To this day, it goes against my instints to paint on unprimed, or even unmounted canvas. I don't naturally think to let the material shine through, to celebrate it just as I would the charcoal or the paint. But more and more, I find myself wanting to express a connection to this remarkable, deeply historied cloth. I want it to make as much of a statement as any other element of my work.
I was thrilled, then, to see so many artists celebrating that very idea in their own work, on this warm, sunny First Friday. One was working with silk, another with wood, but the idea is the same. "This is an object," the work says. "Not a simple image, a two-dimensional representation of something else, but a thing in and of itself, and part of the great family of art." Not a new idea, of course-- that notion was the driving force for most of the art of the last century-- but one so vital that it cannot be restated enough.
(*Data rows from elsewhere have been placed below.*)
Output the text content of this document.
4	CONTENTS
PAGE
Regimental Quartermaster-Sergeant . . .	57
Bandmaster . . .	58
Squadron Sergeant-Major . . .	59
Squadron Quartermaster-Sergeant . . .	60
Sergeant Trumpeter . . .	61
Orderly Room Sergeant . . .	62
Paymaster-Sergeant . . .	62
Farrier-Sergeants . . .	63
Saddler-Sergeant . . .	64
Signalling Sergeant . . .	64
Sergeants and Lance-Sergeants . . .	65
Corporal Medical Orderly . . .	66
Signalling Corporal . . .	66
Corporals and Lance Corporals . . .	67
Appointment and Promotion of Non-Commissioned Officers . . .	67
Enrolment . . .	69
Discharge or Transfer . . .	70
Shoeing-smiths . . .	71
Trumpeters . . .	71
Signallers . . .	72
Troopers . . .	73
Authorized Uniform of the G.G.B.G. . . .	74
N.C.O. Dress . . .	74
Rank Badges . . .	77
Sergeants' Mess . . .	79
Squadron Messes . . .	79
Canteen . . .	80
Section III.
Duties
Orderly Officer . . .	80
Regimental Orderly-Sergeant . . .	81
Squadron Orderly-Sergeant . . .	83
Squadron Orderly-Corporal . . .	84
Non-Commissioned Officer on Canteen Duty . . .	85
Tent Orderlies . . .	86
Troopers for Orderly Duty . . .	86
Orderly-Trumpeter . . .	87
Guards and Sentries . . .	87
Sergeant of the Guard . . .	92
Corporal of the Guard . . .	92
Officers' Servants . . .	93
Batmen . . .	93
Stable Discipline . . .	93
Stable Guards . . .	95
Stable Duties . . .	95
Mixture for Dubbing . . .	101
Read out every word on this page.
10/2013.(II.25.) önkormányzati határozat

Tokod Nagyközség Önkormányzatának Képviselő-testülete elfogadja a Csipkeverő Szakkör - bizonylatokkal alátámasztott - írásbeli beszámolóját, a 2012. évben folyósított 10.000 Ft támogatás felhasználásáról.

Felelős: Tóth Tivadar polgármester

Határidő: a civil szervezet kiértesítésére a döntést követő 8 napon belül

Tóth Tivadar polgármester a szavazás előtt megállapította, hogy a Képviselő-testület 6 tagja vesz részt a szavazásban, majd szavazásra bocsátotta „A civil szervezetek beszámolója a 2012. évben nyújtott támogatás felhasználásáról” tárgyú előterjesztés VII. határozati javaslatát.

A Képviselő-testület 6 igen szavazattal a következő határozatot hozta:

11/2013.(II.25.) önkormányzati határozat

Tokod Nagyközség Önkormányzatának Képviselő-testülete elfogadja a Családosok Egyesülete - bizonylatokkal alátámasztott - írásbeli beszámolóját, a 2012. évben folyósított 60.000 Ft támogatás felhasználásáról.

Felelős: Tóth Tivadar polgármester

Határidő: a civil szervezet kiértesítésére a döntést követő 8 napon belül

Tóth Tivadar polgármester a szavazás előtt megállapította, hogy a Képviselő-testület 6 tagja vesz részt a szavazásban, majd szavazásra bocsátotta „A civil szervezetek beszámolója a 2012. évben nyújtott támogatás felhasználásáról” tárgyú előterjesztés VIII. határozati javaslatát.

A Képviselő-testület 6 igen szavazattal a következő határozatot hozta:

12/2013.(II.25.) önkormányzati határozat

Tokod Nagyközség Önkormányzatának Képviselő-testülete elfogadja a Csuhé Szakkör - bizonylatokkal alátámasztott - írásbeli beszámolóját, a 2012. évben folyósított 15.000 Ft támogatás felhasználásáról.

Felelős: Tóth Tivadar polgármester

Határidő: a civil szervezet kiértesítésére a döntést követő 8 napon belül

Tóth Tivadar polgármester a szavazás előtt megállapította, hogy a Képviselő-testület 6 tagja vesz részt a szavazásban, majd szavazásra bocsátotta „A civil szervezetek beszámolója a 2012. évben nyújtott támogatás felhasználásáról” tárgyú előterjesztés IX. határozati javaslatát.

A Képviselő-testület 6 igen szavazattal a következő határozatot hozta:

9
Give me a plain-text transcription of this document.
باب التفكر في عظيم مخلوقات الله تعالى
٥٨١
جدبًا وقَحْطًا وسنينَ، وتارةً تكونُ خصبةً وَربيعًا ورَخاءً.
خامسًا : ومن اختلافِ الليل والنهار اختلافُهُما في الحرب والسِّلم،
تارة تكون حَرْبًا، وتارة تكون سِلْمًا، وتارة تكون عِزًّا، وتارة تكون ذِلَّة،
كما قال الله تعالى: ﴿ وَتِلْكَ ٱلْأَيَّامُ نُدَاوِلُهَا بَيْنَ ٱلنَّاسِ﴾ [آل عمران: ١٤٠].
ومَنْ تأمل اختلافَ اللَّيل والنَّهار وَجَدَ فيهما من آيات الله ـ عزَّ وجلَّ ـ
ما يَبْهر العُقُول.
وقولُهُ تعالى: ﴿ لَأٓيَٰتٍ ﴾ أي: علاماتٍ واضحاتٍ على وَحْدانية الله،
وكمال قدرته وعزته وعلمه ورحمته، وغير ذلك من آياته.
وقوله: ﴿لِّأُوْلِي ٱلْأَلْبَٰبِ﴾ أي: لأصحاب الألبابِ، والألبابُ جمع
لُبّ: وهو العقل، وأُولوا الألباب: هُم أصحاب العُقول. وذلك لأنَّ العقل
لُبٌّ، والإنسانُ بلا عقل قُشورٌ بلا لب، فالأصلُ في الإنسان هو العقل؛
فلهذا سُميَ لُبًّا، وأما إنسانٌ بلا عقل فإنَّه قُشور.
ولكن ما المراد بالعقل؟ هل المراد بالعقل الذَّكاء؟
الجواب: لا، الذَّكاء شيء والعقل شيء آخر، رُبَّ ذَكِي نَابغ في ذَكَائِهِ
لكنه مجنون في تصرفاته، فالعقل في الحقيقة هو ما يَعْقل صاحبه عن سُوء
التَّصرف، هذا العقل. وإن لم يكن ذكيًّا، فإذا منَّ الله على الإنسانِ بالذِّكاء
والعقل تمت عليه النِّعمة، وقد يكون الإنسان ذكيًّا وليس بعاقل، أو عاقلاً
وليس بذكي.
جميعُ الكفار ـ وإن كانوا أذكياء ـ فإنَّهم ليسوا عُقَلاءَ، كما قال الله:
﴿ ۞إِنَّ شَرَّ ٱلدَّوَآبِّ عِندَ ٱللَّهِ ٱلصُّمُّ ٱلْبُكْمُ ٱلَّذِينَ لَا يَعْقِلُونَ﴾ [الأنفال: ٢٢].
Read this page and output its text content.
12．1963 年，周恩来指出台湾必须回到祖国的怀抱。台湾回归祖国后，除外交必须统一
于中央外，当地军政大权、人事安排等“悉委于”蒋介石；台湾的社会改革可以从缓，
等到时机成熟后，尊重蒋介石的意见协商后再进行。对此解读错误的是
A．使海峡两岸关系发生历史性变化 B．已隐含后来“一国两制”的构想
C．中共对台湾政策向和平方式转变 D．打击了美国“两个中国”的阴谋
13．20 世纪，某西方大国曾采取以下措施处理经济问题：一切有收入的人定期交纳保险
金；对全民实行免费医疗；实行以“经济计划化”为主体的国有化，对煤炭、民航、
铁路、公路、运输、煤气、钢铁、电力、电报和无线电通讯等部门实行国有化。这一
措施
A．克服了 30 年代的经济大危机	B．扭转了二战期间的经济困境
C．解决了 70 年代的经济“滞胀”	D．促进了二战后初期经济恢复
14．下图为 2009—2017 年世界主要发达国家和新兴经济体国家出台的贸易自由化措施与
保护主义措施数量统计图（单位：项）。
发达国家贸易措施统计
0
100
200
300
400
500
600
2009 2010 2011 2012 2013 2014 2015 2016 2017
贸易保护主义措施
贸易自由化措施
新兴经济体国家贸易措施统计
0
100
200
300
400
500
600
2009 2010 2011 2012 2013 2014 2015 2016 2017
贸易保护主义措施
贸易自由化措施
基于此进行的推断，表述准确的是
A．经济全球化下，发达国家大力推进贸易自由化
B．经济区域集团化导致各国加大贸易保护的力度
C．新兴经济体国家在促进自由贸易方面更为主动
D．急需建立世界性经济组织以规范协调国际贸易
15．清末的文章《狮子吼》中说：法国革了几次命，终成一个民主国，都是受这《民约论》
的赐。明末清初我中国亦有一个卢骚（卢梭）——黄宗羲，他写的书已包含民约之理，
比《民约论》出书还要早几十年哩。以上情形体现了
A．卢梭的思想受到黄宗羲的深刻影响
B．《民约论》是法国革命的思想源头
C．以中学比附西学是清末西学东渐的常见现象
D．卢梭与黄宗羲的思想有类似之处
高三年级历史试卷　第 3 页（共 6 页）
In the gallery below me, a painter had dedicated an entire show to a single theme, a sort of experiment with color and medium. Not a successful one, in my opinion, but I at least admired the notion. It made me think of the countless critiques I sat through in college, looking at one bad piece after another. It occurred to me that the common factor to all of them, regardess of subject or style, was simplicity. Good art is never simple. It has layer upon layer, built up slowly over time. Even work that appears simple is not; that is only an illusion. A good piece cannot be completed in an afternoon. Too much of what I see out there looks like it was produced because the artist was bored, and the materials were available, and really, why not? I've never found art for its own sake to be especially rewarding. Without a purpose, without effort, it's just masturbation.
Most galleries have some work that stays up all the time until it's sold. At a gallery down the street, one of these pieces, a collage with painted and written elements, is one I've seen and admired many times before. If I had the money, I might buy it myself. Yet despite so many viewings, when I saw it tonight, I noticed a whole new element, which completely changed my understanding of it. It was such a small moment, but such a happy one. I love being surprised like that.
Coming back home at the end of the night, I made a decision. Some First Friday, months from now, I'm going to open my own doors. I don't see what would stop me. I have the space, I have people who would help, and the traffic is there already. More importantly, I need to show again. It's been a very long time, and the experience would be invaluable to me. Perhaps it could be a celebration, a reward for completing my portfolio: I'll finish the work, take slides, then throw open the doors and try to sell some of it. Or maybe not even sell, maybe that's not the point. Maybe it's just enough to say "Here I am, here's what I can do."
Now I just have to figure out what that is.